Влюбленный демиург | страница 65



и построенное на другой рафаэлевской легенде (Вацуро, проанализировавший эти стихи, полагает, что их автором был Н. Колачевский, один из питомцев Благородного пансиона[199]). Здесь небесные звуки возносят душу художника в те самые эмпиреи, куда улетает Рафаэль у Шевырева, – но итогом этого транса становится не смерть, а, напротив, живительное нисхождение благодати на землю: «И движимый небесным вдохновеньем, Воспрянул он – взял кисть – и начертал – И целый мир с немым благоговеньем Пред образом Пречистой Девы пал».

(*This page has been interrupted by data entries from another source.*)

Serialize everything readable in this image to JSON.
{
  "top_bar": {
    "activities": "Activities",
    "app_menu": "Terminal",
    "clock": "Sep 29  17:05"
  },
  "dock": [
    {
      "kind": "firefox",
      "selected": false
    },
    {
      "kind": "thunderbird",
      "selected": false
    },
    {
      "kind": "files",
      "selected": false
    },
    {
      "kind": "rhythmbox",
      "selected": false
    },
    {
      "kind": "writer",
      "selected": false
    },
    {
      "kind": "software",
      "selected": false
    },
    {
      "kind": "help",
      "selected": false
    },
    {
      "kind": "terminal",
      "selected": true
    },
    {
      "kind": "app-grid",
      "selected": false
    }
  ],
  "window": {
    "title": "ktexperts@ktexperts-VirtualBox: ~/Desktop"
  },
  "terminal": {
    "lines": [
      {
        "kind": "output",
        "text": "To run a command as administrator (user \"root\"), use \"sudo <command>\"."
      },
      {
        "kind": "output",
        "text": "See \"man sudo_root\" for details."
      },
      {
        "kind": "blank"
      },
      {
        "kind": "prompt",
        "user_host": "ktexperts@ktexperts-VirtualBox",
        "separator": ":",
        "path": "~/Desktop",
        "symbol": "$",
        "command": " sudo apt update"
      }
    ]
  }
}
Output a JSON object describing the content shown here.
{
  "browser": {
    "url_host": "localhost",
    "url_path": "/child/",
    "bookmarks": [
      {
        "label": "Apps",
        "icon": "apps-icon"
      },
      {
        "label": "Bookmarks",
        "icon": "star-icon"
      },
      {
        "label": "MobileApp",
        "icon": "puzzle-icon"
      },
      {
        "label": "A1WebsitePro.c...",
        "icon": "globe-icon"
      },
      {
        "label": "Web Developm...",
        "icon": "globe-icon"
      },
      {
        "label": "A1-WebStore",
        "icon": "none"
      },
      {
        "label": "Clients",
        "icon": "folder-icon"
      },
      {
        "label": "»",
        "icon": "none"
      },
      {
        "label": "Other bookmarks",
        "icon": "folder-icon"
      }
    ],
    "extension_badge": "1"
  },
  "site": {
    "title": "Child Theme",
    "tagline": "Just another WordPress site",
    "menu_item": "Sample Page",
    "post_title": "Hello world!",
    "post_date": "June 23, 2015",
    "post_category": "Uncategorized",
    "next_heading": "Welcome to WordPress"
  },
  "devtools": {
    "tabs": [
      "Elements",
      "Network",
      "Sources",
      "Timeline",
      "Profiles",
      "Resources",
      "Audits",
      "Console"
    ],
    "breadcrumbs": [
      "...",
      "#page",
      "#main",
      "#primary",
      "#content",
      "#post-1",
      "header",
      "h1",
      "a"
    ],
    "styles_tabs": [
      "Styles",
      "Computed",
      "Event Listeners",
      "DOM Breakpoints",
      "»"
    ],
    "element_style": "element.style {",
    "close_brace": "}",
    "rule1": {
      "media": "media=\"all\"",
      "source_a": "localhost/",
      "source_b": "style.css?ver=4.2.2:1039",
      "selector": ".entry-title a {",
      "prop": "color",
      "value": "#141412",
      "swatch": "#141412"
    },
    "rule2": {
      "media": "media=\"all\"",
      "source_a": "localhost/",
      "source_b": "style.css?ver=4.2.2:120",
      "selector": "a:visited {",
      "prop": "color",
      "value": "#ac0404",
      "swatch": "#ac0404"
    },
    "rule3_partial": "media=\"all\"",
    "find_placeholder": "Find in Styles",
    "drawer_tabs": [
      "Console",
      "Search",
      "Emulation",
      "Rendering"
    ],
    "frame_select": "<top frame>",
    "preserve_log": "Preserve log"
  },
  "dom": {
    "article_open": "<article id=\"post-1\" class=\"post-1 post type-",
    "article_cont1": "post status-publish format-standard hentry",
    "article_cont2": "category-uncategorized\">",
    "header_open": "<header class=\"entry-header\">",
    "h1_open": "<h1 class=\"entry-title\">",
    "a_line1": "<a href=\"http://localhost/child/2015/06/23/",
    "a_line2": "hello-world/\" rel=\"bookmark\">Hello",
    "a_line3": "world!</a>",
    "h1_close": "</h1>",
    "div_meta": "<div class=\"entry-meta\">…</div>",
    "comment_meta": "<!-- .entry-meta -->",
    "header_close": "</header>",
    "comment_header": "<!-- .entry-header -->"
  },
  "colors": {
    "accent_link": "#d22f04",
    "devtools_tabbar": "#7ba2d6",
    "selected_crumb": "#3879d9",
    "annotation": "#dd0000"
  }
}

У Теплякова романтический паломник, подвизающийся в роли путешественника, мечтает увидеть, наконец, софийный «первообраз» красоты, подняться к ее нетленному источнику в мире идей:

Быть может, мне души всемирной созерцанье
Открыло б ангелов мечты
И первообраз красоты
И мысли Вечной в нем сиянье!..[200]

В «Арете» у Раича философская оппозиция «мысли» и ее воплощения (а также сущности и явления, аристотелевской причины и действия) скорректирована догмой о грехопадении. Ангел-наставник втолковывает герою поэмы – Арете, изумленному великолепием рая: «– Но что же эти чудеса В источнике первоначальном? Нет, вам в краю земли печальном Непостижима их краса». Арета тогда вопрошает:

– Не то же ли и в нашем мире?
Не слышится ли Божий глас
И там, в лесах, в водах, в эфире, –
Во всем, что окружает нас?
Не слышался ль, по крайней мере,
В давно минувшие века? –

и Ангел разъясняет ему:

– Он слышался и там, пока
В незараженной атмосфере
Ваш мир невинностью дышал,
Пока, несчастный, он не пал.
Ваш мир – мир действий, мир явлений,
А мир духовный – мир причин:
Здесь жизнь, там жизни вид один;
Здесь чистый свет, а там лишь тени[201].

Совмещение контрастных трактовок тварного мира (царство мертвых «теней», обитель зла – и одновременно зримое воплощение мудрости Божией) мы часто встречаем у представителей популистского романтизма; но вывод из этой странной комбинации обычно дается у них с какой-то топорной прямотой. Желание уйти от бытия вспять, к его сакральному первоначалу, результируется в таких случаях тем самым апофеозом грядущей кончины, какой мы уже видели в эскапистских стихах Мейснера, Тимофеева или Шаховой. Это совсем не тот торжественный итог жизни, венчающий святые труды художника, что дан в «Преображении» Шевырева, а ее компенсаторная антитеза. Их неудержимая тяга к смерти, по существу, равнозначна мейснеровско-тимофеевской мечте об уничтожении вселенной, какой бы благочестивой риторикой они ни заслонялись от читателей и самих себя.